Le livre de Caïn sort le 25 avril 1960. On y lit le quotidien d’un capitaine de chaland. Le roman est une ode à la drogue, apologie si typique de l’époque, celle de Ginsberg et de Burroughs, celle de Selby et du Heroin du Velvet Underground. Il en vend quinze mille exemplaires. Par ailleurs, il deale et ouvre des ateliers de peinture psychédélique. Il est arrêté en tant que consommateur. L’IS sort un tract à Londres pour le soutenir! Tract signé par Debord, Jorn et Jacqueline de Jong. Il se fait coincer en train de vendre de la drogue à une mineure, on paie sa caution et suite à diverses aventures, il se retrouve au Canada où il est accueilli par le très jeune Leonard Cohen sous les yeux médusés duquel il se pique!

Il retourne à Glasgow. Young Adam est édité en Angleterre et rencontre du succès. La presse littéraire le compare à Camus, Tchekhov ou Simenon. Il écrit un essai, L’insurrection invisible d’un million d’esprits, essai qui sera publié dans l’Internationale situationniste en 1963. 

En 1962, il participe à une conférence d’écrivains qui lui permet de rencontrer William Burroughs. A cet événement assistent entre autres Henry Miller, Norman Mailer, Alain Robbe-Grillet, Mary McCarthy, Bertrand Russel, James Baldwin, Truman Capote. 

En dépit de son casier chargé de toxicomane patenté, Alexander Trocchi est adoubé par le milieu littéraire anglo-saxon, écrit Bourseiller, ulcéré.

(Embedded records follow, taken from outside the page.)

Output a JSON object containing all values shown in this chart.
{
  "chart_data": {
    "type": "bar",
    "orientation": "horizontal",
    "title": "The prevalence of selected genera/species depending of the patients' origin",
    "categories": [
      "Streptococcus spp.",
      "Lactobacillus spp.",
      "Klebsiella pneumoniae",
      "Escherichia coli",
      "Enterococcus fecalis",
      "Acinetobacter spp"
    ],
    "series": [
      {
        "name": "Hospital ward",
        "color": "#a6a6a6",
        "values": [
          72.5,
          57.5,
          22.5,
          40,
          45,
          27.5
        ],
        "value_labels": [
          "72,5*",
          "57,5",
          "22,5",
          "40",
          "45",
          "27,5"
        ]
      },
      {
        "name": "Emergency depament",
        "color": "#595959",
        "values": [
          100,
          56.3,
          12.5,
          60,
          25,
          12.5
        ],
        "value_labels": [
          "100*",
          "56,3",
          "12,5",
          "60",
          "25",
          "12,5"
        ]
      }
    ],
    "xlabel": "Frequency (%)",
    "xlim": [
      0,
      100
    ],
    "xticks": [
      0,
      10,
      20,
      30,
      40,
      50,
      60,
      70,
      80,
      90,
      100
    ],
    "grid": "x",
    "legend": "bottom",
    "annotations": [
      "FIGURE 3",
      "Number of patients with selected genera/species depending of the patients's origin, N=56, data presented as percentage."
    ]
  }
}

Il part rejoindre Burroughs à Tanger. Où, dans une illumination subite, il découvre Sigma, un concept fourre-tout qui sera sa carte de visite pendant les dix années suivantes. Il multiplie les manifestes. Baudruches vides s’exclame Bourseiller! Jugeant qu’ils sont dépourvus de tout contenu. 

En juillet 1964, il participe à un séminaire d’anti-psychiatrie avec R. D. Laing et D. Cooper. Sigma gagne en notoriété. Un peu jaloux, d’après notre enquêteur, Debord décide de rompre avec lui tout en continuant à le ménager, ce qui est vraiment rare de sa part.

Le 11 juin 1965, le Robert Albert Hall de Londres accueille un event, organisé par Trocchi et Ginsberg, devenu mythique dans l’histoire de la littérature Beat: l’International Poetry Incarnation. Moment inaugural de la contre-culture de masse des années 60. Sept mille personnes sont présentes pour assister à un récital poétique qui tient à la fois du meeting politique et du happening provocateur.

Le LSD débarque à Londres. Tout le monde en prend. Trocchi entre dans un journal underground, International Times pour lequel un concert des Pink Floyd a lieu lors de la soirée de lancement. 

En 1968, il a quarante-trois ans et la mélancolie le ronge, nous dit Bourseiller. Pour survivre, il traduit excellemment du français vers l’anglais.
En 1972, il acquiert un étal de bouquiniste aux puces de Portobello Road et se métamorphose alors en expert de livres et de gravures anciens. Il fréquente les ventes aux enchères.

Il meurt en 1984, à cinquante-huit ans, d’une pneumonie, un an après une intervention chirurgicale pour un cancer du poumon. Sa femme meurt d’une hépatite fulgurante. Son fils aîné, mort, le cadet se suicidera quelques mois après la mort de son père.

Voilà, pour le Christophe Bourseiller d’aujourd’hui. Rétrospectivement, Alexander Trocchi n’était qu’un frimeur, incapable de subvenir aux besoins de ses enfants, un toxicomane pris en charge par l’Etat, un déclassé qui menait une existence précaire, un héros illusoire dont il ne reste rien.


«Dossier Trocchi. L'homme qui voulait faire de sa vie une œuvre d’art», Christophe Bourseiller, Editons de La Table ronde, 144 pages.